Expert insights: Shakespeare & England
Deborah Shaw - Director of 'World Shakespeare Festival
eborah Shaw is Director of 2012’s World Shakespeare Festival , which showcases England’s greatest bard through a variety of art forms and cultural interpretations. She’s been with the Royal Shakespeare Company for six years, with stints before that directing the Bath Shakespeare Festival and more productions than you can shake a quill at. She’s also a firecracker of energy. In her own words, “I’m quite a good Hermia – small, loud and feisty!”
Here she gives us her expert insights into Shakespeare, England, and how best to experience them together.
For me, all of Warwickshire is absolutely infused with references that you can pick up in Shakespeare’s plays. I used to live in Snitterfield, a village four miles from Stratford-upon-Avon . The farm down the road was owned by Shakespeare’s grandfather. I often walked my dog to Stratford, through some orchards, across some bridle paths, and over the Welcombe Hills. I was forever doing that route and thinking that Shakespeare must have known this; he must have walked to his grandfather’s.
Shakespeare’s life only got exciting when he ran away to London. When you see the Thames it brings alive the story of how, one cold night when the river was frozen over, Shakespeare and his friends took the theatre to pieces, carried it across the river and rebuilt it on the south bank . Before, the theatre was within the city limits and they were in all kinds of trouble with the city authorities at the time.
I don’t know what Shakespeare would find most inspiring today, everything? He had a hugely enquiring mind. Maybe the multicultural nature of Britain and the fact that some of the things he wrote about, like honour, religion and how to be a good ruler, are very current within different communities at different times and in Britain we’re so enriched by having such a range of cultural references and examples in society. That’s an area he could mine forever.
At the moment, my favourite play is The Winter’s Tale. I would like to perform it in an old country house, using the whole house and the grounds and possibly with some kind of conceit of it being filmed and then reality striking around it. I’d love to be let loose on Hampton Court Palace – The Winter’s Tale would work brilliantly there in the winter. A cold night in Hampton Court Palace with lots of fires and tapestries and candlelight, and a bear let loose in the grounds…
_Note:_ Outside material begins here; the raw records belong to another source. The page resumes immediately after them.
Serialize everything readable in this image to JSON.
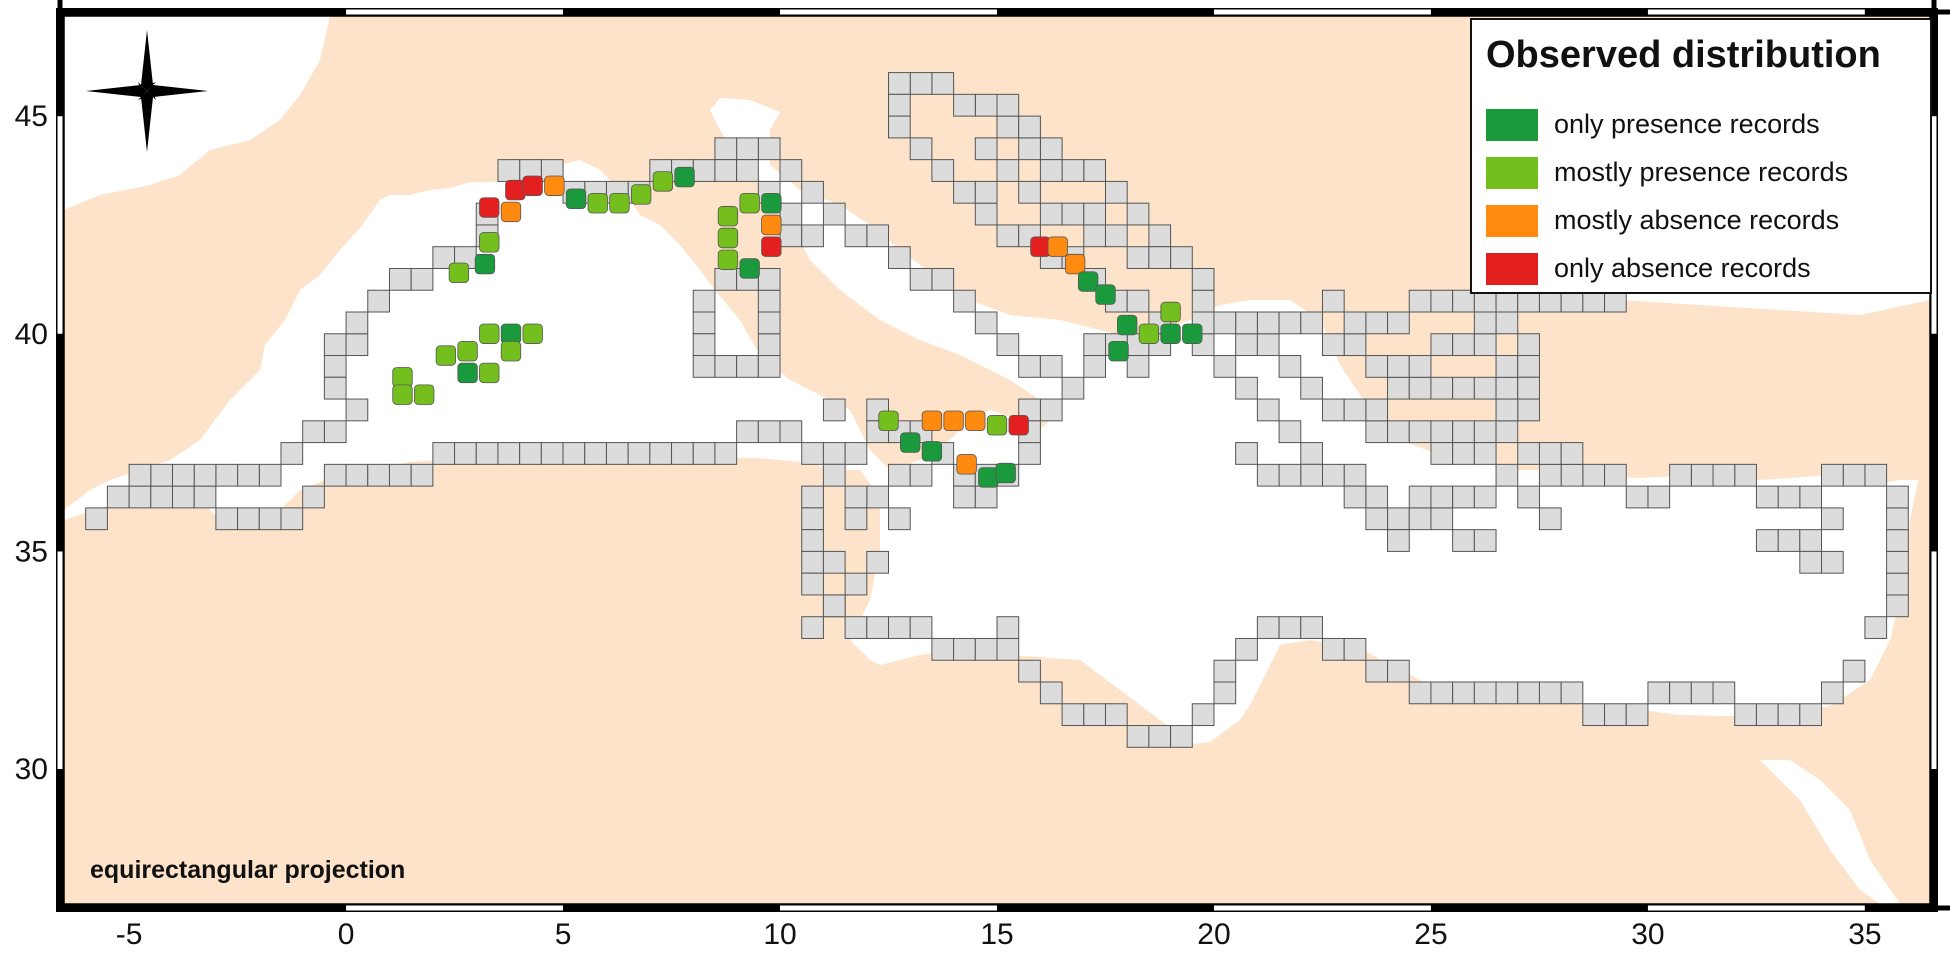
{
  "legend": {
    "title": "Observed distribution",
    "items": [
      {
        "label": "only presence records",
        "color": "#1a9a3c"
      },
      {
        "label": "mostly presence records",
        "color": "#74bf1e"
      },
      {
        "label": "mostly absence records",
        "color": "#ff8a10"
      },
      {
        "label": "only absence records",
        "color": "#e3201f"
      }
    ]
  },
  "projection_label": "equirectangular projection",
  "axes": {
    "x_ticks": [
      -5,
      0,
      5,
      10,
      15,
      20,
      25,
      30,
      35
    ],
    "y_ticks": [
      30,
      35,
      40,
      45
    ],
    "x_range": [
      -6.5,
      36.5
    ],
    "y_range": [
      26.9,
      47.3
    ]
  },
  "colors": {
    "land": "#fde3c9",
    "sea": "#ffffff",
    "grid_cell": "#dcdcdc",
    "grid_line": "#555555",
    "frame": "#000000"
  },
  "icons": {
    "compass": "compass-rose-icon"
  },
  "survey_grid_cells": [
    [
      -6.0,
      35.5
    ],
    [
      -5.5,
      36.0
    ],
    [
      -5.0,
      36.0
    ],
    [
      -4.5,
      36.0
    ],
    [
      -4.0,
      36.0
    ],
    [
      -3.5,
      36.0
    ],
    [
      -3.0,
      35.5
    ],
    [
      -2.5,
      35.5
    ],
    [
      -2.0,
      35.5
    ],
    [
      -1.5,
      35.5
    ],
    [
      -1.0,
      36.0
    ],
    [
      -0.5,
      36.5
    ],
    [
      0.0,
      36.5
    ],
    [
      0.5,
      36.5
    ],
    [
      1.0,
      36.5
    ],
    [
      1.5,
      36.5
    ],
    [
      2.0,
      37.0
    ],
    [
      2.5,
      37.0
    ],
    [
      3.0,
      37.0
    ],
    [
      3.5,
      37.0
    ],
    [
      4.0,
      37.0
    ],
    [
      4.5,
      37.0
    ],
    [
      5.0,
      37.0
    ],
    [
      5.5,
      37.0
    ],
    [
      6.0,
      37.0
    ],
    [
      6.5,
      37.0
    ],
    [
      7.0,
      37.0
    ],
    [
      7.5,
      37.0
    ],
    [
      8.0,
      37.0
    ],
    [
      8.5,
      37.0
    ],
    [
      9.0,
      37.5
    ],
    [
      9.5,
      37.5
    ],
    [
      10.0,
      37.5
    ],
    [
      10.5,
      37.0
    ],
    [
      11.0,
      37.0
    ],
    [
      11.0,
      36.5
    ],
    [
      10.5,
      36.0
    ],
    [
      10.5,
      35.5
    ],
    [
      10.5,
      35.0
    ],
    [
      10.5,
      34.5
    ],
    [
      10.5,
      34.0
    ],
    [
      11.0,
      33.5
    ],
    [
      11.5,
      33.0
    ],
    [
      12.0,
      33.0
    ],
    [
      12.5,
      33.0
    ],
    [
      13.0,
      33.0
    ],
    [
      13.5,
      32.5
    ],
    [
      14.0,
      32.5
    ],
    [
      14.5,
      32.5
    ],
    [
      15.0,
      32.5
    ],
    [
      15.5,
      32.0
    ],
    [
      16.0,
      31.5
    ],
    [
      16.5,
      31.0
    ],
    [
      17.0,
      31.0
    ],
    [
      17.5,
      31.0
    ],
    [
      18.0,
      30.5
    ],
    [
      18.5,
      30.5
    ],
    [
      19.0,
      30.5
    ],
    [
      19.5,
      31.0
    ],
    [
      20.0,
      31.5
    ],
    [
      20.0,
      32.0
    ],
    [
      20.5,
      32.5
    ],
    [
      21.0,
      33.0
    ],
    [
      21.5,
      33.0
    ],
    [
      22.0,
      33.0
    ],
    [
      22.5,
      32.5
    ],
    [
      23.0,
      32.5
    ],
    [
      23.5,
      32.0
    ],
    [
      24.0,
      32.0
    ],
    [
      24.5,
      31.5
    ],
    [
      25.0,
      31.5
    ],
    [
      25.5,
      31.5
    ],
    [
      26.0,
      31.5
    ],
    [
      26.5,
      31.5
    ],
    [
      27.0,
      31.5
    ],
    [
      27.5,
      31.5
    ],
    [
      28.0,
      31.5
    ],
    [
      28.5,
      31.0
    ],
    [
      29.0,
      31.0
    ],
    [
      29.5,
      31.0
    ],
    [
      30.0,
      31.5
    ],
    [
      30.5,
      31.5
    ],
    [
      31.0,
      31.5
    ],
    [
      31.5,
      31.5
    ],
    [
      32.0,
      31.0
    ],
    [
      32.5,
      31.0
    ],
    [
      33.0,
      31.0
    ],
    [
      33.5,
      31.0
    ],
    [
      34.0,
      31.5
    ],
    [
      34.5,
      32.0
    ],
    [
      35.0,
      33.0
    ],
    [
      35.5,
      33.5
    ],
    [
      35.5,
      34.0
    ],
    [
      35.5,
      34.5
    ],
    [
      35.5,
      35.0
    ],
    [
      35.5,
      35.5
    ],
    [
      35.5,
      36.0
    ],
    [
      35.0,
      36.5
    ],
    [
      34.5,
      36.5
    ],
    [
      34.0,
      36.5
    ],
    [
      33.5,
      36.0
    ],
    [
      33.0,
      36.0
    ],
    [
      32.5,
      36.0
    ],
    [
      32.0,
      36.5
    ],
    [
      31.5,
      36.5
    ],
    [
      31.0,
      36.5
    ],
    [
      30.5,
      36.5
    ],
    [
      30.0,
      36.0
    ],
    [
      29.5,
      36.0
    ],
    [
      29.0,
      36.5
    ],
    [
      28.5,
      36.5
    ],
    [
      28.0,
      36.5
    ],
    [
      27.5,
      36.5
    ],
    [
      27.0,
      37.0
    ],
    [
      33.0,
      35.0
    ],
    [
      33.5,
      35.0
    ],
    [
      34.0,
      35.5
    ],
    [
      32.5,
      35.0
    ],
    [
      34.0,
      34.5
    ],
    [
      33.5,
      34.5
    ],
    [
      24.0,
      35.5
    ],
    [
      24.5,
      35.5
    ],
    [
      25.0,
      35.5
    ],
    [
      25.5,
      35.0
    ],
    [
      26.0,
      35.0
    ],
    [
      23.5,
      35.5
    ],
    [
      24.0,
      35.0
    ],
    [
      23.0,
      36.5
    ],
    [
      22.5,
      36.5
    ],
    [
      22.0,
      37.0
    ],
    [
      21.5,
      37.5
    ],
    [
      21.0,
      38.0
    ],
    [
      20.5,
      38.5
    ],
    [
      20.0,
      39.0
    ],
    [
      19.5,
      39.5
    ],
    [
      23.5,
      37.5
    ],
    [
      24.0,
      37.5
    ],
    [
      24.5,
      37.5
    ],
    [
      25.0,
      37.5
    ],
    [
      25.5,
      37.5
    ],
    [
      26.0,
      37.5
    ],
    [
      26.5,
      37.5
    ],
    [
      23.5,
      38.0
    ],
    [
      24.0,
      38.5
    ],
    [
      24.5,
      38.5
    ],
    [
      25.0,
      38.5
    ],
    [
      25.5,
      38.5
    ],
    [
      26.0,
      38.5
    ],
    [
      26.5,
      38.5
    ],
    [
      23.5,
      39.0
    ],
    [
      24.0,
      39.0
    ],
    [
      24.5,
      39.0
    ],
    [
      25.0,
      39.5
    ],
    [
      25.5,
      39.5
    ],
    [
      26.0,
      39.5
    ],
    [
      23.0,
      39.5
    ],
    [
      23.5,
      40.0
    ],
    [
      24.0,
      40.0
    ],
    [
      24.5,
      40.5
    ],
    [
      25.0,
      40.5
    ],
    [
      25.5,
      40.5
    ],
    [
      26.0,
      40.5
    ],
    [
      26.5,
      40.0
    ],
    [
      26.5,
      39.0
    ],
    [
      23.0,
      40.0
    ],
    [
      22.5,
      40.5
    ],
    [
      22.5,
      39.5
    ],
    [
      22.0,
      38.5
    ],
    [
      22.5,
      38.0
    ],
    [
      23.0,
      38.0
    ],
    [
      22.0,
      36.5
    ],
    [
      21.5,
      36.5
    ],
    [
      21.0,
      36.5
    ],
    [
      20.5,
      37.0
    ],
    [
      25.0,
      37.0
    ],
    [
      25.5,
      37.0
    ],
    [
      26.0,
      37.0
    ],
    [
      26.5,
      36.5
    ],
    [
      27.0,
      36.0
    ],
    [
      27.5,
      35.5
    ],
    [
      24.5,
      36.0
    ],
    [
      25.0,
      36.0
    ],
    [
      25.5,
      36.0
    ],
    [
      26.0,
      36.0
    ],
    [
      23.5,
      36.0
    ],
    [
      23.0,
      36.0
    ],
    [
      26.0,
      40.0
    ],
    [
      26.5,
      40.5
    ],
    [
      27.0,
      40.5
    ],
    [
      27.5,
      40.5
    ],
    [
      28.0,
      40.5
    ],
    [
      28.5,
      40.5
    ],
    [
      29.0,
      40.5
    ],
    [
      27.0,
      39.5
    ],
    [
      27.0,
      39.0
    ],
    [
      27.0,
      38.5
    ],
    [
      27.0,
      38.0
    ],
    [
      26.5,
      38.0
    ],
    [
      27.5,
      37.0
    ],
    [
      28.0,
      37.0
    ],
    [
      19.5,
      40.0
    ],
    [
      19.5,
      40.5
    ],
    [
      19.5,
      41.0
    ],
    [
      19.0,
      41.5
    ],
    [
      18.5,
      42.0
    ],
    [
      18.0,
      42.5
    ],
    [
      17.5,
      43.0
    ],
    [
      17.0,
      43.5
    ],
    [
      16.5,
      43.5
    ],
    [
      16.0,
      44.0
    ],
    [
      15.5,
      44.0
    ],
    [
      15.0,
      44.5
    ],
    [
      14.5,
      45.0
    ],
    [
      14.0,
      45.0
    ],
    [
      13.5,
      45.5
    ],
    [
      13.0,
      45.5
    ],
    [
      12.5,
      45.5
    ],
    [
      12.5,
      45.0
    ],
    [
      12.5,
      44.5
    ],
    [
      13.0,
      44.0
    ],
    [
      13.5,
      43.5
    ],
    [
      14.0,
      43.0
    ],
    [
      14.5,
      42.5
    ],
    [
      15.0,
      42.0
    ],
    [
      15.5,
      42.0
    ],
    [
      16.0,
      41.5
    ],
    [
      16.5,
      41.5
    ],
    [
      17.0,
      41.0
    ],
    [
      17.5,
      40.5
    ],
    [
      18.0,
      40.5
    ],
    [
      18.5,
      40.0
    ],
    [
      18.0,
      39.5
    ],
    [
      17.5,
      39.5
    ],
    [
      17.0,
      39.5
    ],
    [
      17.0,
      39.0
    ],
    [
      16.5,
      38.5
    ],
    [
      16.0,
      38.0
    ],
    [
      15.5,
      38.0
    ],
    [
      14.5,
      40.0
    ],
    [
      15.0,
      39.5
    ],
    [
      15.5,
      39.0
    ],
    [
      16.0,
      39.0
    ],
    [
      14.0,
      40.5
    ],
    [
      13.5,
      41.0
    ],
    [
      13.0,
      41.0
    ],
    [
      12.5,
      41.5
    ],
    [
      12.0,
      42.0
    ],
    [
      11.5,
      42.0
    ],
    [
      11.0,
      42.5
    ],
    [
      10.5,
      43.0
    ],
    [
      10.0,
      43.5
    ],
    [
      9.5,
      44.0
    ],
    [
      9.0,
      44.0
    ],
    [
      8.5,
      44.0
    ],
    [
      8.0,
      43.5
    ],
    [
      7.5,
      43.5
    ],
    [
      15.0,
      45.0
    ],
    [
      15.5,
      44.5
    ],
    [
      16.0,
      43.5
    ],
    [
      14.5,
      44.0
    ],
    [
      15.0,
      43.5
    ],
    [
      15.5,
      43.0
    ],
    [
      16.0,
      42.5
    ],
    [
      16.5,
      42.5
    ],
    [
      17.0,
      42.0
    ],
    [
      17.5,
      42.0
    ],
    [
      18.0,
      41.5
    ],
    [
      18.5,
      41.5
    ],
    [
      14.5,
      43.0
    ],
    [
      17.0,
      42.5
    ],
    [
      12.0,
      38.0
    ],
    [
      12.5,
      37.5
    ],
    [
      13.0,
      37.5
    ],
    [
      13.5,
      37.0
    ],
    [
      14.0,
      36.5
    ],
    [
      14.5,
      36.5
    ],
    [
      15.0,
      36.5
    ],
    [
      15.5,
      37.0
    ],
    [
      15.5,
      37.5
    ],
    [
      12.0,
      37.5
    ],
    [
      12.5,
      36.5
    ],
    [
      13.0,
      36.5
    ],
    [
      12.0,
      36.0
    ],
    [
      11.5,
      36.0
    ],
    [
      11.5,
      35.5
    ],
    [
      12.5,
      35.5
    ],
    [
      14.0,
      36.0
    ],
    [
      14.5,
      36.0
    ],
    [
      11.5,
      37.0
    ],
    [
      11.0,
      38.0
    ],
    [
      1.0,
      41.0
    ],
    [
      1.5,
      41.0
    ],
    [
      2.0,
      41.5
    ],
    [
      2.5,
      41.5
    ],
    [
      3.0,
      42.0
    ],
    [
      3.0,
      42.5
    ],
    [
      -0.5,
      39.5
    ],
    [
      0.0,
      39.5
    ],
    [
      0.0,
      40.0
    ],
    [
      0.5,
      40.5
    ],
    [
      -0.5,
      39.0
    ],
    [
      -0.5,
      38.5
    ],
    [
      0.0,
      38.0
    ],
    [
      -0.5,
      37.5
    ],
    [
      -1.0,
      37.5
    ],
    [
      -1.5,
      37.0
    ],
    [
      -2.0,
      36.5
    ],
    [
      -2.5,
      36.5
    ],
    [
      -3.0,
      36.5
    ],
    [
      -3.5,
      36.5
    ],
    [
      -4.0,
      36.5
    ],
    [
      -4.5,
      36.5
    ],
    [
      -5.0,
      36.5
    ],
    [
      8.0,
      40.5
    ],
    [
      8.0,
      40.0
    ],
    [
      8.0,
      39.5
    ],
    [
      8.0,
      39.0
    ],
    [
      8.5,
      39.0
    ],
    [
      9.0,
      39.0
    ],
    [
      9.5,
      39.0
    ],
    [
      9.5,
      39.5
    ],
    [
      9.5,
      40.0
    ],
    [
      9.5,
      40.5
    ],
    [
      9.5,
      41.0
    ],
    [
      8.5,
      41.0
    ],
    [
      9.0,
      41.0
    ],
    [
      10.0,
      42.0
    ],
    [
      10.5,
      42.0
    ],
    [
      7.0,
      43.5
    ],
    [
      6.5,
      43.0
    ],
    [
      6.0,
      43.0
    ],
    [
      5.5,
      43.0
    ],
    [
      5.0,
      43.0
    ],
    [
      4.5,
      43.5
    ],
    [
      4.0,
      43.5
    ],
    [
      3.5,
      43.5
    ],
    [
      8.5,
      43.5
    ],
    [
      9.0,
      43.5
    ],
    [
      9.5,
      43.0
    ],
    [
      10.0,
      42.5
    ],
    [
      18.5,
      39.5
    ],
    [
      18.0,
      39.0
    ],
    [
      20.5,
      39.5
    ],
    [
      21.0,
      39.5
    ],
    [
      21.5,
      39.0
    ],
    [
      21.0,
      40.0
    ],
    [
      21.5,
      40.0
    ],
    [
      22.0,
      40.0
    ],
    [
      20.5,
      40.0
    ],
    [
      20.0,
      40.0
    ],
    [
      11.0,
      33.5
    ],
    [
      10.5,
      33.0
    ],
    [
      15.0,
      33.0
    ],
    [
      12.0,
      34.5
    ],
    [
      11.5,
      34.0
    ],
    [
      11.0,
      34.5
    ]
  ],
  "observation_cells": [
    {
      "lon": 3.3,
      "lat": 42.9,
      "status": "only absence records"
    },
    {
      "lon": 3.9,
      "lat": 43.3,
      "status": "only absence records"
    },
    {
      "lon": 4.3,
      "lat": 43.4,
      "status": "only absence records"
    },
    {
      "lon": 3.8,
      "lat": 42.8,
      "status": "mostly absence records"
    },
    {
      "lon": 4.8,
      "lat": 43.4,
      "status": "mostly absence records"
    },
    {
      "lon": 5.3,
      "lat": 43.1,
      "status": "only presence records"
    },
    {
      "lon": 5.8,
      "lat": 43.0,
      "status": "mostly presence records"
    },
    {
      "lon": 6.3,
      "lat": 43.0,
      "status": "mostly presence records"
    },
    {
      "lon": 6.8,
      "lat": 43.2,
      "status": "mostly presence records"
    },
    {
      "lon": 7.3,
      "lat": 43.5,
      "status": "mostly presence records"
    },
    {
      "lon": 7.8,
      "lat": 43.6,
      "status": "only presence records"
    },
    {
      "lon": 3.3,
      "lat": 42.1,
      "status": "mostly presence records"
    },
    {
      "lon": 3.2,
      "lat": 41.6,
      "status": "only presence records"
    },
    {
      "lon": 2.6,
      "lat": 41.4,
      "status": "mostly presence records"
    },
    {
      "lon": 1.3,
      "lat": 39.0,
      "status": "mostly presence records"
    },
    {
      "lon": 1.3,
      "lat": 38.6,
      "status": "mostly presence records"
    },
    {
      "lon": 1.8,
      "lat": 38.6,
      "status": "mostly presence records"
    },
    {
      "lon": 2.3,
      "lat": 39.5,
      "status": "mostly presence records"
    },
    {
      "lon": 2.8,
      "lat": 39.6,
      "status": "mostly presence records"
    },
    {
      "lon": 2.8,
      "lat": 39.1,
      "status": "only presence records"
    },
    {
      "lon": 3.3,
      "lat": 39.1,
      "status": "mostly presence records"
    },
    {
      "lon": 3.3,
      "lat": 40.0,
      "status": "mostly presence records"
    },
    {
      "lon": 3.8,
      "lat": 40.0,
      "status": "only presence records"
    },
    {
      "lon": 4.3,
      "lat": 40.0,
      "status": "mostly presence records"
    },
    {
      "lon": 3.8,
      "lat": 39.6,
      "status": "mostly presence records"
    },
    {
      "lon": 8.8,
      "lat": 42.7,
      "status": "mostly presence records"
    },
    {
      "lon": 8.8,
      "lat": 42.2,
      "status": "mostly presence records"
    },
    {
      "lon": 8.8,
      "lat": 41.7,
      "status": "mostly presence records"
    },
    {
      "lon": 9.3,
      "lat": 43.0,
      "status": "mostly presence records"
    },
    {
      "lon": 9.3,
      "lat": 41.5,
      "status": "only presence records"
    },
    {
      "lon": 9.8,
      "lat": 43.0,
      "status": "only presence records"
    },
    {
      "lon": 9.8,
      "lat": 42.5,
      "status": "mostly absence records"
    },
    {
      "lon": 9.8,
      "lat": 42.0,
      "status": "only absence records"
    },
    {
      "lon": 12.5,
      "lat": 38.0,
      "status": "mostly presence records"
    },
    {
      "lon": 13.0,
      "lat": 37.5,
      "status": "only presence records"
    },
    {
      "lon": 13.5,
      "lat": 37.3,
      "status": "only presence records"
    },
    {
      "lon": 14.3,
      "lat": 37.0,
      "status": "mostly absence records"
    },
    {
      "lon": 14.8,
      "lat": 36.7,
      "status": "only presence records"
    },
    {
      "lon": 15.2,
      "lat": 36.8,
      "status": "only presence records"
    },
    {
      "lon": 13.5,
      "lat": 38.0,
      "status": "mostly absence records"
    },
    {
      "lon": 14.0,
      "lat": 38.0,
      "status": "mostly absence records"
    },
    {
      "lon": 14.5,
      "lat": 38.0,
      "status": "mostly absence records"
    },
    {
      "lon": 15.0,
      "lat": 37.9,
      "status": "mostly presence records"
    },
    {
      "lon": 15.5,
      "lat": 37.9,
      "status": "only absence records"
    },
    {
      "lon": 16.0,
      "lat": 42.0,
      "status": "only absence records"
    },
    {
      "lon": 16.4,
      "lat": 42.0,
      "status": "mostly absence records"
    },
    {
      "lon": 16.8,
      "lat": 41.6,
      "status": "mostly absence records"
    },
    {
      "lon": 17.1,
      "lat": 41.2,
      "status": "only presence records"
    },
    {
      "lon": 17.5,
      "lat": 40.9,
      "status": "only presence records"
    },
    {
      "lon": 18.0,
      "lat": 40.2,
      "status": "only presence records"
    },
    {
      "lon": 18.5,
      "lat": 40.0,
      "status": "mostly presence records"
    },
    {
      "lon": 19.0,
      "lat": 40.0,
      "status": "only presence records"
    },
    {
      "lon": 19.5,
      "lat": 40.0,
      "status": "only presence records"
    },
    {
      "lon": 19.0,
      "lat": 40.5,
      "status": "mostly presence records"
    },
    {
      "lon": 17.8,
      "lat": 39.6,
      "status": "only presence records"
    }
  ]
}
My favourite view in the world is a simple, familiar sweep of rolling farmland and a small copse of oak trees. You see it as you turn a particular corner along the footpath called The Monarch’s Way , which cuts through Warwickshire on its way to the coast. The full trail follows the escape route of Charles II when the Royalists were defeated at the Battle of Worcester and he fled to France.
The vicar of Stratford-upon-Avon’s Holy Trinity Church, Martin Gorick, does the most amazing secret tour of his church. Stratford , when Shakespeare was a boy and in his father’s time, was in the midst of the Reformation and the Counter-Reformation. That church is full of the scars of the Reformation and you can feel what it must’ve been like to be a local townsperson living in the face of all this turmoil. The local story is absolutely fascinating, and it’s the soil that Shakespeare was writing on.